“There are three responses to a piece of design – Yes, No and WOW. Wow is the one to aim for.”
Milton Glaser
Broadcast designers have a tough job. Not only do they need to recreate or represent reality, a message or a story in a simple, engaging and attractive way – they also have to do it really fast.
The control of the materials used in designing an AR object, a virtual set or a piece of on-air graphics is incredibly important not just for the look but also the overall feel of a scene. The scene can feel cheap, it can feel expensive, it can feel shallow and it can feel like it has true depth. Ultimately it can feel wrong or it can feel right – and that is key in how successful that scene is at communicating a piece of information to the viewer.
In Viz Engine 4, we have taken pains to put as many tools as possible at the fingertips of the designers we know need them.
PBR (physically based rendering) materials
In order to truly bring photo realism to life, PBR materials are a necessity.
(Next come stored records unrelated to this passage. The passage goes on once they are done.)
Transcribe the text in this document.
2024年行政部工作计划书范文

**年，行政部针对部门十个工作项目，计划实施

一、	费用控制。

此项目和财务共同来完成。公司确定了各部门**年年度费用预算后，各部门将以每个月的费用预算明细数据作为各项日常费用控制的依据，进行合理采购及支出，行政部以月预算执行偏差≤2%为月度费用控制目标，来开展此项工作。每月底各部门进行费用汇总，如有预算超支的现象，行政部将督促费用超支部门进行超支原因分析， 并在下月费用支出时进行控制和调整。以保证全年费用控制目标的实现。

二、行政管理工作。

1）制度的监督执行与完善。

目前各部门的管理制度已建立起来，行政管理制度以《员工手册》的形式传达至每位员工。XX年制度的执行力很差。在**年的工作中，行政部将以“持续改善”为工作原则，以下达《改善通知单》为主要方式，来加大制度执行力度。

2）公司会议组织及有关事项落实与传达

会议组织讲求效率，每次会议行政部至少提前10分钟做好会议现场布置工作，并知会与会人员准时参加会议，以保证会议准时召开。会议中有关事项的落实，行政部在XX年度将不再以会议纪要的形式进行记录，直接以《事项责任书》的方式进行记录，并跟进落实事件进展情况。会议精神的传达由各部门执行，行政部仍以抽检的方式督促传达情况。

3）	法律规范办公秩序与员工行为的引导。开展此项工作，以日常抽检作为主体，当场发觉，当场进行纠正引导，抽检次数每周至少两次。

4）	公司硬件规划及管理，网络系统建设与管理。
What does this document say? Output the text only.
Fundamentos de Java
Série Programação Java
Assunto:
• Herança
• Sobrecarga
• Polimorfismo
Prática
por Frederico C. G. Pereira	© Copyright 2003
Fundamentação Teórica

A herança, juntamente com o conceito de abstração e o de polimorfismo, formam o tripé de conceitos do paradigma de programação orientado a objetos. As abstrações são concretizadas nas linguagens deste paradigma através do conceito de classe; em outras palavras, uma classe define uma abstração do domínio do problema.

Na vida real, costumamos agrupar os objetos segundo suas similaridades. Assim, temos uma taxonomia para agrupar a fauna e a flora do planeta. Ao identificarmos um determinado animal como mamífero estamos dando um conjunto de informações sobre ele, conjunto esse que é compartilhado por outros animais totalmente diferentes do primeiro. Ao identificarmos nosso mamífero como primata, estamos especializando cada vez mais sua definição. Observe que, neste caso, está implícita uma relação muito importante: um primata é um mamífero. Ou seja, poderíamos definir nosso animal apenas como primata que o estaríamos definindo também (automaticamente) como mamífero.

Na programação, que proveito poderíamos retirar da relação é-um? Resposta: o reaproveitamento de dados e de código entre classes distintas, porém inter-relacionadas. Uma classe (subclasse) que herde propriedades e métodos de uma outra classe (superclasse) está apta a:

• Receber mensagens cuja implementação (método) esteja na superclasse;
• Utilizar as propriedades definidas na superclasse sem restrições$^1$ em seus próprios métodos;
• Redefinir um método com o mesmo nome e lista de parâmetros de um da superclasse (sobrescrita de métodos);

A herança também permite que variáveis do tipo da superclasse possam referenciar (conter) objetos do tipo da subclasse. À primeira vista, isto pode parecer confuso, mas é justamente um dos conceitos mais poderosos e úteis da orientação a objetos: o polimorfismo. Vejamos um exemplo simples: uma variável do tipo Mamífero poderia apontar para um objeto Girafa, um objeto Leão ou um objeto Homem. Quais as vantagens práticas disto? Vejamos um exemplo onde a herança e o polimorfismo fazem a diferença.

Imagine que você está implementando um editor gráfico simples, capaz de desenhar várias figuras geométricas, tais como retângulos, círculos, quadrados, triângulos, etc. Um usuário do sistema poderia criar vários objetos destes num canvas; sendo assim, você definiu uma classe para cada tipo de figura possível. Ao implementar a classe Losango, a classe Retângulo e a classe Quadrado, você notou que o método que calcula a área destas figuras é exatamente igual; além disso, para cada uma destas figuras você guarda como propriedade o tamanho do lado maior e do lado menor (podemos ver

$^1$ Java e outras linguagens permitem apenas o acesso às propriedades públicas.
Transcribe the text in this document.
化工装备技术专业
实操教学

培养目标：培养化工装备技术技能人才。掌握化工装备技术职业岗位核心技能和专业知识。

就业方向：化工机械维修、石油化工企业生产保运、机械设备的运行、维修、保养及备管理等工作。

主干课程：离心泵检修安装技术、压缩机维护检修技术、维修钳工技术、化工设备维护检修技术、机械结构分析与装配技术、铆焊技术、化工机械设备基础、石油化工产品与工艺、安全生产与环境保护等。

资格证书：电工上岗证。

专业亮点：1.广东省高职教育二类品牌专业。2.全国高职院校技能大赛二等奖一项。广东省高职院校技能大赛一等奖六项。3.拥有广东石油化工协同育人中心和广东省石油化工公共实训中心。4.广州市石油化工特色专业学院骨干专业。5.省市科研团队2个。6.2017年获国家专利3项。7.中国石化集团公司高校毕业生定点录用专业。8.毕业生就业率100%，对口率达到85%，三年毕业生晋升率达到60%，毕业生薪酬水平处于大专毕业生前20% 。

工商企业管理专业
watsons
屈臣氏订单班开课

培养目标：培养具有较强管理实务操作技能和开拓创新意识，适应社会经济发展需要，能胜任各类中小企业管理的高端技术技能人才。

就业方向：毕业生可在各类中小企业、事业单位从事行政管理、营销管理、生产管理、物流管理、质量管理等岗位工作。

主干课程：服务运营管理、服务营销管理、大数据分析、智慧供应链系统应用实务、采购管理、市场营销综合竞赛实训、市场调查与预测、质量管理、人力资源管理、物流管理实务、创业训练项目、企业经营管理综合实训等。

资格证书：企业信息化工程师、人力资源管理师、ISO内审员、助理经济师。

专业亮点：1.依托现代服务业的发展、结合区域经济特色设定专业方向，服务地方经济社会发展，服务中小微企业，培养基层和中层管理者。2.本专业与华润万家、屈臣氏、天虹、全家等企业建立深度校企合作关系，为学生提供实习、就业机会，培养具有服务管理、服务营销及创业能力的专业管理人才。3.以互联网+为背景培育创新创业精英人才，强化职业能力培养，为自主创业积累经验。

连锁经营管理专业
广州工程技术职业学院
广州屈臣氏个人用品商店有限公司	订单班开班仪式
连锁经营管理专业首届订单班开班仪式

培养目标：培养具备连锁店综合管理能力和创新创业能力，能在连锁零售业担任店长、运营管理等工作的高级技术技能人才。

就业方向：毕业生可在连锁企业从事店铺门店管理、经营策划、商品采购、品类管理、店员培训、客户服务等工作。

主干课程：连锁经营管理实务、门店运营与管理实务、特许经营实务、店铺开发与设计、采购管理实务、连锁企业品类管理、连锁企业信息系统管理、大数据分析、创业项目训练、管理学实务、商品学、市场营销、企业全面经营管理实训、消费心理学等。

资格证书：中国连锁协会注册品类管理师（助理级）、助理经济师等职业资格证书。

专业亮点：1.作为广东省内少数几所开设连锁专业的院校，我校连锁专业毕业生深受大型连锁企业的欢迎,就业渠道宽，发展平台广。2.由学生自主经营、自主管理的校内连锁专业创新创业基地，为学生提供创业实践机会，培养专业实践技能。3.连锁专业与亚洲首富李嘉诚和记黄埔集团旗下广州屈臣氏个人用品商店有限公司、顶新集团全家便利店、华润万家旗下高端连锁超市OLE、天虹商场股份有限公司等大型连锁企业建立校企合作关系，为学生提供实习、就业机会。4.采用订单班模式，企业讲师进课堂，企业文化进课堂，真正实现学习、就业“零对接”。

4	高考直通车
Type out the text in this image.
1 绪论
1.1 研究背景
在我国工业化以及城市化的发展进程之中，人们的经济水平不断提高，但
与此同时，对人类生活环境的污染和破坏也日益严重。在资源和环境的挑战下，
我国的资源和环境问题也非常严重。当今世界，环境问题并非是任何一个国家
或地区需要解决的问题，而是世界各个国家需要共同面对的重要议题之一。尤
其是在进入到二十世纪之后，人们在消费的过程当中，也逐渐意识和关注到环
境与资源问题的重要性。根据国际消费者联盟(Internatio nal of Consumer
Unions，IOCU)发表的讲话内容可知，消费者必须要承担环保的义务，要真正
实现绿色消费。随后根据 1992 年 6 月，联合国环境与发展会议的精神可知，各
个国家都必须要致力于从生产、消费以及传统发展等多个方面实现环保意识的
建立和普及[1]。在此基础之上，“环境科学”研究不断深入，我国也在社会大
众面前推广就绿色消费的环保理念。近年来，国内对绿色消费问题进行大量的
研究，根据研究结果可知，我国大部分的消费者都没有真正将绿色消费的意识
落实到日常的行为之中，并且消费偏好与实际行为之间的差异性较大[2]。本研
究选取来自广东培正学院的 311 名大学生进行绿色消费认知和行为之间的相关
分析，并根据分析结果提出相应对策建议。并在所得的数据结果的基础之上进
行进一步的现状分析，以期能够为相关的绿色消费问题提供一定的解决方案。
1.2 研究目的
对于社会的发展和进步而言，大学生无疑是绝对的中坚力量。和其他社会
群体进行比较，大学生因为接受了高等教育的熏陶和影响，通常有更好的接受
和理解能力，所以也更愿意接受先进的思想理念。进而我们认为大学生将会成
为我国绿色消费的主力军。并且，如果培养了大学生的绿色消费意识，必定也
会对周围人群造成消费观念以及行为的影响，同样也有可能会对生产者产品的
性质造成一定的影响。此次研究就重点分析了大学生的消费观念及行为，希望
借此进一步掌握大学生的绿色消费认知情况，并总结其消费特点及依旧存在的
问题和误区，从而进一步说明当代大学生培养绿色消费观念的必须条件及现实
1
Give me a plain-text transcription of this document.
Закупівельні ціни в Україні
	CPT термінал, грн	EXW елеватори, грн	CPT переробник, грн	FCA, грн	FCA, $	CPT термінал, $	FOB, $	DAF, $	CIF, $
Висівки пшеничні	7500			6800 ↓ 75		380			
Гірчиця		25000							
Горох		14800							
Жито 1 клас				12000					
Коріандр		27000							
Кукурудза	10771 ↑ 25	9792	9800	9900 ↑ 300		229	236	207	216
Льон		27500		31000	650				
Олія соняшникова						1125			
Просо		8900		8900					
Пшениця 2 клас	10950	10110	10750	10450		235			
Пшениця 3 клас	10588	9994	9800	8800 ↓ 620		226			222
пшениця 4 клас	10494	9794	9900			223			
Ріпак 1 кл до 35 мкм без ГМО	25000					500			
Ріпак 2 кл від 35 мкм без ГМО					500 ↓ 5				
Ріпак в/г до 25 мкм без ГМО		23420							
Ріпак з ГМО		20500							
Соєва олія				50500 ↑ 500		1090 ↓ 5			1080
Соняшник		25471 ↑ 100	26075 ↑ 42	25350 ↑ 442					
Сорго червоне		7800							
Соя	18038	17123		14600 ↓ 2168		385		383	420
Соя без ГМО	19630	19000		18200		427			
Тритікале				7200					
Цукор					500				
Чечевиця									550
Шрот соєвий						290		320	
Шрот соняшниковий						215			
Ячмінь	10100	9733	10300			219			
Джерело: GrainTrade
Using modern shader technologies, the PBR workflow aims to render surfaces as accurately and closely to reality as technically possible. This is done using a number of levers including (of course) color, roughness, Ambient Occlusion, height maps, transparency and so on.
Phong materials
We have added phong materials as a shortcut to great results – a class of material that is less complex and easier to use for simple geometries without a proper light setup. This includes use cases where you are not necessarily aiming for a physically correct behaviour, such as some lower third newsroom graphics.
Special materials – talent reflection and beyond
Still not enough material wealth? There are special materials and effects that can be used to setup a number of special effects, such as adding Planar Reflection to achieve talent reflection, both in a virtual set and on augmented reality objects.